A key review of building integrated photovoltaic (BIPV) systems

History of Building Integrated Photovoltaic (BIPV) development
In the late 1970s, the use of PV started to collaborate with industry to integrate PV as part of the
building envelope for residential purpose. In 1980, one of the first residential in United States
was built with solar panels as an integral component of the building (Arthur D. Little, 1995).
Thereafter, it gained popularity as the main driver is the unencumbered area available for solar
panel can be placed on the roof top of the building structure. However, technical challenges and
high costs have caused a hinder to commercialize. Through further R&Ds and improvements on
PV technologies which become more efficient and reliable, resulted building owners begin to
realize the benefits and the value-added of building-integrated photovoltaic (BIPV). The first
BIPV that installed with PV components were integrated into a curtain wall facade with isolating
glass was completed in 1991 in Aachen, Germany (Benemann, et al., 2001) as shown in Figure
Figure 2.8 – PV facade with isolating glass (Aachen, Germany)

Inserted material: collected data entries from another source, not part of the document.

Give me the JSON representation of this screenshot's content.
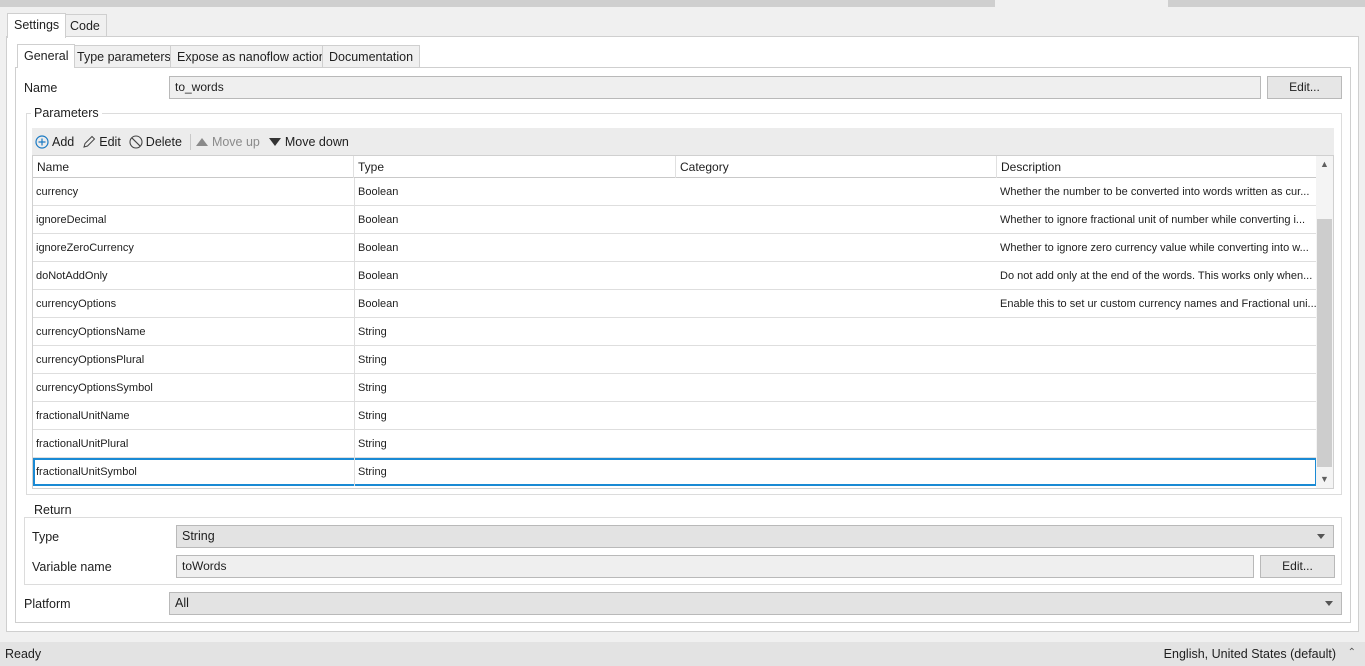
{
  "tabs": {
    "settings": "Settings",
    "code": "Code"
  },
  "subtabs": {
    "general": "General",
    "type_parameters": "Type parameters",
    "expose": "Expose as nanoflow action",
    "documentation": "Documentation"
  },
  "name": {
    "label": "Name",
    "value": "to_words",
    "edit_label": "Edit..."
  },
  "parameters": {
    "title": "Parameters",
    "toolbar": {
      "add": "Add",
      "edit": "Edit",
      "delete": "Delete",
      "move_up": "Move up",
      "move_down": "Move down"
    },
    "columns": {
      "name": "Name",
      "type": "Type",
      "category": "Category",
      "description": "Description"
    },
    "rows": [
      {
        "name": "currency",
        "type": "Boolean",
        "category": "",
        "description": "Whether the number to be converted into words written as cur..."
      },
      {
        "name": "ignoreDecimal",
        "type": "Boolean",
        "category": "",
        "description": "Whether to ignore fractional unit of number while converting i..."
      },
      {
        "name": "ignoreZeroCurrency",
        "type": "Boolean",
        "category": "",
        "description": "Whether to ignore zero currency value while converting into w..."
      },
      {
        "name": "doNotAddOnly",
        "type": "Boolean",
        "category": "",
        "description": "Do not add only at the end of the words. This works only when..."
      },
      {
        "name": "currencyOptions",
        "type": "Boolean",
        "category": "",
        "description": "Enable this to set ur custom currency names and Fractional uni..."
      },
      {
        "name": "currencyOptionsName",
        "type": "String",
        "category": "",
        "description": ""
      },
      {
        "name": "currencyOptionsPlural",
        "type": "String",
        "category": "",
        "description": ""
      },
      {
        "name": "currencyOptionsSymbol",
        "type": "String",
        "category": "",
        "description": ""
      },
      {
        "name": "fractionalUnitName",
        "type": "String",
        "category": "",
        "description": ""
      },
      {
        "name": "fractionalUnitPlural",
        "type": "String",
        "category": "",
        "description": ""
      },
      {
        "name": "fractionalUnitSymbol",
        "type": "String",
        "category": "",
        "description": ""
      }
    ],
    "selected_row": "fractionalUnitSymbol"
  },
  "return": {
    "title": "Return",
    "type_label": "Type",
    "type_value": "String",
    "variable_label": "Variable name",
    "variable_value": "toWords",
    "edit_label": "Edit..."
  },
  "platform": {
    "label": "Platform",
    "value": "All"
  },
  "status": {
    "left": "Ready",
    "right": "English, United States (default)"
  },
  "colors": {
    "selection": "#1a8ad4",
    "panel": "#ffffff",
    "chrome": "#f0f0f0"
  }
}
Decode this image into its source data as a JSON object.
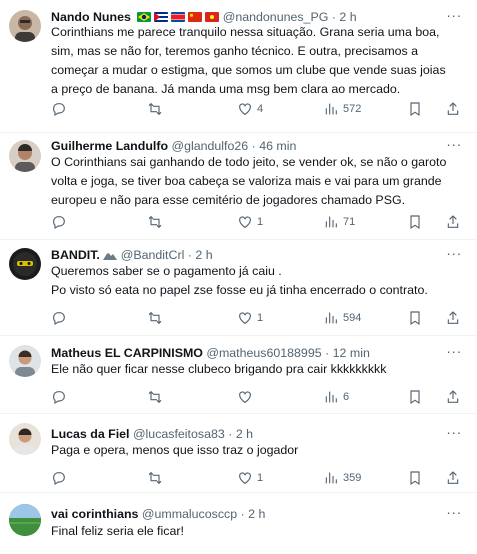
{
  "tweets": [
    {
      "name": "Nando Nunes",
      "handle": "@nandonunes_PG",
      "sep": "·",
      "time": "2 h",
      "flags": [
        "brazil",
        "cuba",
        "north-korea",
        "china",
        "vietnam"
      ],
      "text": "Corinthians me parece tranquilo nessa situação. Grana seria uma boa, sim, mas se não for, teremos ganho técnico. E outra, precisamos a começar a mudar o estigma, que somos um clube que vende suas joias a preço de banana. Já manda uma msg bem clara ao mercado.",
      "replies": "",
      "retweets": "",
      "likes": "4",
      "views": "572"
    },
    {
      "name": "Guilherme Landulfo",
      "handle": "@glandulfo26",
      "sep": "·",
      "time": "46 min",
      "text": "O Corinthians sai ganhando de todo jeito, se vender ok, se não o garoto volta e joga, se tiver boa cabeça se valoriza mais e vai para um grande europeu e não para esse cemitério de jogadores chamado PSG.",
      "replies": "",
      "retweets": "",
      "likes": "1",
      "views": "71"
    },
    {
      "name": "BANDIT.",
      "handle": "@BanditCrl",
      "sep": "·",
      "time": "2 h",
      "text": "Queremos saber se o pagamento já caiu .\nPo visto só eata no papel zse fosse eu já tinha encerrado o contrato.",
      "replies": "",
      "retweets": "",
      "likes": "1",
      "views": "594"
    },
    {
      "name": "Matheus EL CARPINISMO",
      "handle": "@matheus60188995",
      "sep": "·",
      "time": "12 min",
      "text": "Ele não quer ficar nesse clubeco brigando pra cair kkkkkkkkk",
      "replies": "",
      "retweets": "",
      "likes": "",
      "views": "6"
    },
    {
      "name": "Lucas da Fiel",
      "handle": "@lucasfeitosa83",
      "sep": "·",
      "time": "2 h",
      "text": "Paga e opera, menos que isso traz o jogador",
      "replies": "",
      "retweets": "",
      "likes": "1",
      "views": "359"
    },
    {
      "name": "vai corinthians",
      "handle": "@ummalucosccp",
      "sep": "·",
      "time": "2 h",
      "text": "Final feliz seria ele ficar!",
      "replies": "",
      "retweets": "",
      "likes": "",
      "views": ""
    }
  ],
  "icons": {
    "more": "more-icon",
    "reply": "reply-icon",
    "retweet": "retweet-icon",
    "like": "heart-icon",
    "views": "views-icon",
    "bookmark": "bookmark-icon",
    "share": "share-icon"
  },
  "colors": {
    "text": "#0f1419",
    "secondary": "#536471",
    "divider": "#eff3f4"
  }
}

Source: (Heinstein, et al., 2013)
BIPV serve as a multifunctional construction materials and energy source of generating
electricity simultaneously that able to substitute conventional building materials in parts of the
building envelopes, such as facade, rooftops and glazing. In return, it contributes savings in
building materials, labour, and reduction on building energy cost. Since then, BIPV has been
envisioned one of the fastest and promising growing PV market that offer an aesthetical,
economical and technical solution to incorporate PV technologies that harvest solar energy and
convert to electricity within the building envelopes (Jelle & Breivik, 2012). From this
integration, it consolidates energy conservation, efficiency, architectural design, PV technology
and placement for electricity generation so as to maximize energy savings and fully optimize the
most benefits of BIPV application (Patrina Eiffert, Ph.D. & Kiss, 2000). Through these
synergies effects, it transforms ecological consequences of energy consumption and the need for
environment conscious building designs (Sick & Erge, 1996) that focus on renewable and nonpolluting
energy that drives toward zero energy or zero emission building.